In one particularly ugly incident, TRA steering committee member Kimiora Williams opened her speech with “Tēnā koutou katoa”, a standard greeting at all sorts of meetings all over the country. She was immediately shouted down by people who clearly objected simply to te reo being spoken. Before the meeting, a man sitting next to me picked up a flyer, leaned over towards me and pointed to Mahuta’s moko kauae, calling her a “wombat with a barcode”. The statement was made completely unprompted.

After a visibly shaken Kimiora Williams had finished speaking, MC Peter Williams angrily admonished the crowd, saying he thought the jeering had been “exceedingly rude”. To be fair to the crowd as a whole, many people agreed with this statement and clapped. Williams also spoke for at least one member of the steering committee, who said afterwards he was deeply disappointed. 

Competing flyers in Tauranga: On the left, those being handed out by the TRA, and on the right advertisements for the commissioner’s listening tour (Alex Braae)

None of the official speakers participated in the overt bigotry displayed by parts of the crowd. But they were quite happy to whip the crowd up with the politics of grievance. During the question and answer session at the end, Jordan Williams speculated that Mahuta’s decision to scrap referendums on Māori wards under urgency was a “gross move” to get more Labour supporters onto councils. And during his speech, Bridges bemoaned the low chance of the meeting getting local media coverage, saying that local journalists were “lapdogs begging for scraps”, and were afraid of angering their biggest advertisers at the city council. 

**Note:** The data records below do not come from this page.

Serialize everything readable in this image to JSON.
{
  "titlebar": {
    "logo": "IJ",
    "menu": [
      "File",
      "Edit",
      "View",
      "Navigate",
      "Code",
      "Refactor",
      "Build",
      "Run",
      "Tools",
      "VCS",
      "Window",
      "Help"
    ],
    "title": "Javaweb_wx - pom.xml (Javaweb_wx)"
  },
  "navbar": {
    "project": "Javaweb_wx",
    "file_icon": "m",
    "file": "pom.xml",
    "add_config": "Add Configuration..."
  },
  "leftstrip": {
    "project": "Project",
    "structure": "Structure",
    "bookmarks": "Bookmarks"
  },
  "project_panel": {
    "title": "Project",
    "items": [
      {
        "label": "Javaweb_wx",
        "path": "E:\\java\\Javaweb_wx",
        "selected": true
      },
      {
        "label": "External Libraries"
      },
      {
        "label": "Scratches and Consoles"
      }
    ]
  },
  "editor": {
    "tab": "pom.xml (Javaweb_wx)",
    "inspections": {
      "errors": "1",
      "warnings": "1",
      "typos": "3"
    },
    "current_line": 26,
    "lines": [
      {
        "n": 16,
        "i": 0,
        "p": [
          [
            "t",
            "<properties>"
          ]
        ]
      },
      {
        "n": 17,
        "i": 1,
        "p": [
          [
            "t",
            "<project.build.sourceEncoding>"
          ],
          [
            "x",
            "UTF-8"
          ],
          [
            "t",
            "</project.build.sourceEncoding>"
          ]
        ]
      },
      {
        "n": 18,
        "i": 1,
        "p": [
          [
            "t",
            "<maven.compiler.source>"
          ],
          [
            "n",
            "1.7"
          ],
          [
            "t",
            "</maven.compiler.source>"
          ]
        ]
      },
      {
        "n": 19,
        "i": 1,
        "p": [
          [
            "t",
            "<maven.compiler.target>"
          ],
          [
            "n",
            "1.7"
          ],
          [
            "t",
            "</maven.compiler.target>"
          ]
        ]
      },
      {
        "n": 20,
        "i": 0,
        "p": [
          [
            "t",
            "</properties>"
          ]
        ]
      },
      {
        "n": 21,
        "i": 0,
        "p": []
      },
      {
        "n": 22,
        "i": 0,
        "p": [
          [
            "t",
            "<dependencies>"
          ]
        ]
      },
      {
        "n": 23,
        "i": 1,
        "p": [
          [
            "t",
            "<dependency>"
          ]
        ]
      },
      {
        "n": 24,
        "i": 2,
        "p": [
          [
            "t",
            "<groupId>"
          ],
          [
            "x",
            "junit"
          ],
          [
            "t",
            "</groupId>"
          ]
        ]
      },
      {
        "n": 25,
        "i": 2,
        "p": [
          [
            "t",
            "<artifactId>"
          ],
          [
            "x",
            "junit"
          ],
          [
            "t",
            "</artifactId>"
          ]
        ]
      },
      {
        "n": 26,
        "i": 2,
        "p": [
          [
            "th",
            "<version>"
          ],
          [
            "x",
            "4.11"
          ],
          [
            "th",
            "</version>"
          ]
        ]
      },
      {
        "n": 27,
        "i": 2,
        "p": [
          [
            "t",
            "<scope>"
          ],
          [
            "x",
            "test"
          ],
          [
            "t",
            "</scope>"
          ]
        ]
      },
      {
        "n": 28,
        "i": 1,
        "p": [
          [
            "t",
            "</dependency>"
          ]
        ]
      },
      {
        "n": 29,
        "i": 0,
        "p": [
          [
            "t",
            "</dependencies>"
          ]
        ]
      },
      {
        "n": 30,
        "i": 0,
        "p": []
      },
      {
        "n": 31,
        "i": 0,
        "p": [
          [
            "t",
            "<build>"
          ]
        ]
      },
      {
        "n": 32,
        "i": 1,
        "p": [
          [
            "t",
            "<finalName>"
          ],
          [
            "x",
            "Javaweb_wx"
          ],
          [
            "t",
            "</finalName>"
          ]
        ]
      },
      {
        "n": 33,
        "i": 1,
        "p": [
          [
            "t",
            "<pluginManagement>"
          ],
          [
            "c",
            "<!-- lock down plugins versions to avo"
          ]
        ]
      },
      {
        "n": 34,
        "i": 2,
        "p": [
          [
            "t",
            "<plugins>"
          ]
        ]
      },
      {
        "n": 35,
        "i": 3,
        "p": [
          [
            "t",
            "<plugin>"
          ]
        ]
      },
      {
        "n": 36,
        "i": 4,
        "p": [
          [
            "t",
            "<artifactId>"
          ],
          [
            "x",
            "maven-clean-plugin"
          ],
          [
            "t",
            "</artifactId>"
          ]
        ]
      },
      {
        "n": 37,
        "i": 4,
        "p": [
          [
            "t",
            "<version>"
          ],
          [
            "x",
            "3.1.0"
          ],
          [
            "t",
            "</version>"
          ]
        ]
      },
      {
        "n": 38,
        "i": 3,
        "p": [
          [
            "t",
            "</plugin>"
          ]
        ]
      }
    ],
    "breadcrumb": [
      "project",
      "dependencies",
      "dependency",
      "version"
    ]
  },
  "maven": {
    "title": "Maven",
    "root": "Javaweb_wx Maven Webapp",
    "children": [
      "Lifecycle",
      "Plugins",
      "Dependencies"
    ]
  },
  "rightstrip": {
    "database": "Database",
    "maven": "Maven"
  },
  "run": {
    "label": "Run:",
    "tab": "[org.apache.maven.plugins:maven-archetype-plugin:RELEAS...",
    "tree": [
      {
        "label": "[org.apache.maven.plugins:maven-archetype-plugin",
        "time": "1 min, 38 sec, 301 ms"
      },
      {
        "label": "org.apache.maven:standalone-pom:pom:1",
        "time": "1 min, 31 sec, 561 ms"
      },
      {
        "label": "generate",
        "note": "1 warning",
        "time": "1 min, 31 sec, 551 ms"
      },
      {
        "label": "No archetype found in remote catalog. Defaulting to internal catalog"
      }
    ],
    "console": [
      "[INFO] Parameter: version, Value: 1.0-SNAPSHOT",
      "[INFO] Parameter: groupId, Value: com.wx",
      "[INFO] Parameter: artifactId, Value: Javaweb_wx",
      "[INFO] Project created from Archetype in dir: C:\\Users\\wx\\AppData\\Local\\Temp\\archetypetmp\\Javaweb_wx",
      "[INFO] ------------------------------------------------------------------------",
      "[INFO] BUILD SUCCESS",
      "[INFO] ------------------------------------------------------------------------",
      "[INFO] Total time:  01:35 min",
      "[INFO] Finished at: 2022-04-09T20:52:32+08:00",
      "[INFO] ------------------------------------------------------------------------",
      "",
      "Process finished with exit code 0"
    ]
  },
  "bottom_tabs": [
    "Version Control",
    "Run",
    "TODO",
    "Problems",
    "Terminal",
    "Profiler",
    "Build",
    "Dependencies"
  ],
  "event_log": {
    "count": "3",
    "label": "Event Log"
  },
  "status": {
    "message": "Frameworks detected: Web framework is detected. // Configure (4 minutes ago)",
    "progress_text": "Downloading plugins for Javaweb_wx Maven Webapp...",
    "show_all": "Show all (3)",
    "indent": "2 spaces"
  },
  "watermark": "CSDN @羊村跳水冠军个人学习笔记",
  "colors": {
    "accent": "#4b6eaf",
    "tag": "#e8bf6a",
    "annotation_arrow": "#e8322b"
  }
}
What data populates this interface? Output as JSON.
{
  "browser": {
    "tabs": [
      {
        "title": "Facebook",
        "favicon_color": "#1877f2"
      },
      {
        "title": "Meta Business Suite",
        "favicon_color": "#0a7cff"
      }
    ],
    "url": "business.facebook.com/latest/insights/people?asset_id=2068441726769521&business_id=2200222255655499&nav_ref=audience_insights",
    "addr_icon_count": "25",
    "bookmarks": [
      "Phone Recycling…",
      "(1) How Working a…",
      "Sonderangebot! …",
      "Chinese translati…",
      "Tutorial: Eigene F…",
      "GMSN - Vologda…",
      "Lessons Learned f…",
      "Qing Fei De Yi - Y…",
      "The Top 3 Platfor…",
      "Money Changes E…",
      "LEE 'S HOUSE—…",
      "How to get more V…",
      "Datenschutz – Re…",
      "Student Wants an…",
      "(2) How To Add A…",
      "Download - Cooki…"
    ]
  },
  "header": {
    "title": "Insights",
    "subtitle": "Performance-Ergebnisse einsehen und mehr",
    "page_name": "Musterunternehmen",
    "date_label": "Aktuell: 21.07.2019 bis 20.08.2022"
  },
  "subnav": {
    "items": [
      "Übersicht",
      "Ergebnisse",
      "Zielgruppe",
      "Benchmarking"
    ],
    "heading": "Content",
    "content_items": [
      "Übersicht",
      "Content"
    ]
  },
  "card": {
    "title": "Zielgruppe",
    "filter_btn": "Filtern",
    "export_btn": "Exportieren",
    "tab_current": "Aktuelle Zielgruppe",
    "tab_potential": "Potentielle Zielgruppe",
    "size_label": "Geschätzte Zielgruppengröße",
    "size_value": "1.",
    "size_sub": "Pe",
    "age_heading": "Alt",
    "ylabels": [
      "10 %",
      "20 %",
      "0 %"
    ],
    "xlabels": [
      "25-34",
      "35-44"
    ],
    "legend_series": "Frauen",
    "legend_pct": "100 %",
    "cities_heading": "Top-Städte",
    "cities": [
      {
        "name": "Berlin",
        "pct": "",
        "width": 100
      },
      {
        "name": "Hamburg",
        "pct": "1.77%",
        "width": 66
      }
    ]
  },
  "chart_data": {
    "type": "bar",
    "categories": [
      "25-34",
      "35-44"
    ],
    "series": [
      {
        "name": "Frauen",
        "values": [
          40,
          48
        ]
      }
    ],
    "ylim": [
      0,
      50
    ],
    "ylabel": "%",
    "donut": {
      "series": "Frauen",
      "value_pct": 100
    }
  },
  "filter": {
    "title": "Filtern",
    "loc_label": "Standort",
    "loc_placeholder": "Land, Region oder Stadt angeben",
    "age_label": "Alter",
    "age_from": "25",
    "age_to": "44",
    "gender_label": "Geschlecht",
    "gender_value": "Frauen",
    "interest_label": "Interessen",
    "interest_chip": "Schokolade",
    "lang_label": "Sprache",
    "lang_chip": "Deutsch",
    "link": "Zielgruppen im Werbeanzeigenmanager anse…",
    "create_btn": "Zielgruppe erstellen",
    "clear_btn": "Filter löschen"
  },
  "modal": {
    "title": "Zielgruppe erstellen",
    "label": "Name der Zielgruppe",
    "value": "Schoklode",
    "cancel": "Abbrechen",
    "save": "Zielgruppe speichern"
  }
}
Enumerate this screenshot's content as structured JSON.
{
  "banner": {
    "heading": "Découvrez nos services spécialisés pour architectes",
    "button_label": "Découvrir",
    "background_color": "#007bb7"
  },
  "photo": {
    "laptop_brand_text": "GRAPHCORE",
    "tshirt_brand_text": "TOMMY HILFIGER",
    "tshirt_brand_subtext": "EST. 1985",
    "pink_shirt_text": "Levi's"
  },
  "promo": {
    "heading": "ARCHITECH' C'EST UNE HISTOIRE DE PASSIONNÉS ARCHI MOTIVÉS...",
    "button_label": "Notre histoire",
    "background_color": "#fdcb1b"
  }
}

But Bridges at least can claim something that nobody else in the country can right now – he occupies a democratically elected office representing the people of Tauranga. And there is undeniably something unsettling about the heavy promotion of the commissioners themselves around town, with posters and billboards showing smiling faces under the headline “we’re listening”. 

It was also fair for the speakers to play up the dichotomy of local decision making versus that which reflects the wishes of Wellington. Perhaps the most telling moment was when Peter Williams got the crowd absolutely rocking with an anecdote about a new traffic island being put on a major road, with mature trees planted on it. It would have been incomprehensible to anyone who’d never driven that stretch of road, and yet it mattered a great deal to people in the room. 

After the meeting and the surge in membership and donations that came with it, the TRA is now well placed to steer the next election campaign, if it does end up happening. They’ll have a highly motivated voter base, issues to run on, and strong campaign infrastructure. As things stand, it seems highly likely they’ll make good on the promise that headlined their flyers – to “take back control of our city”.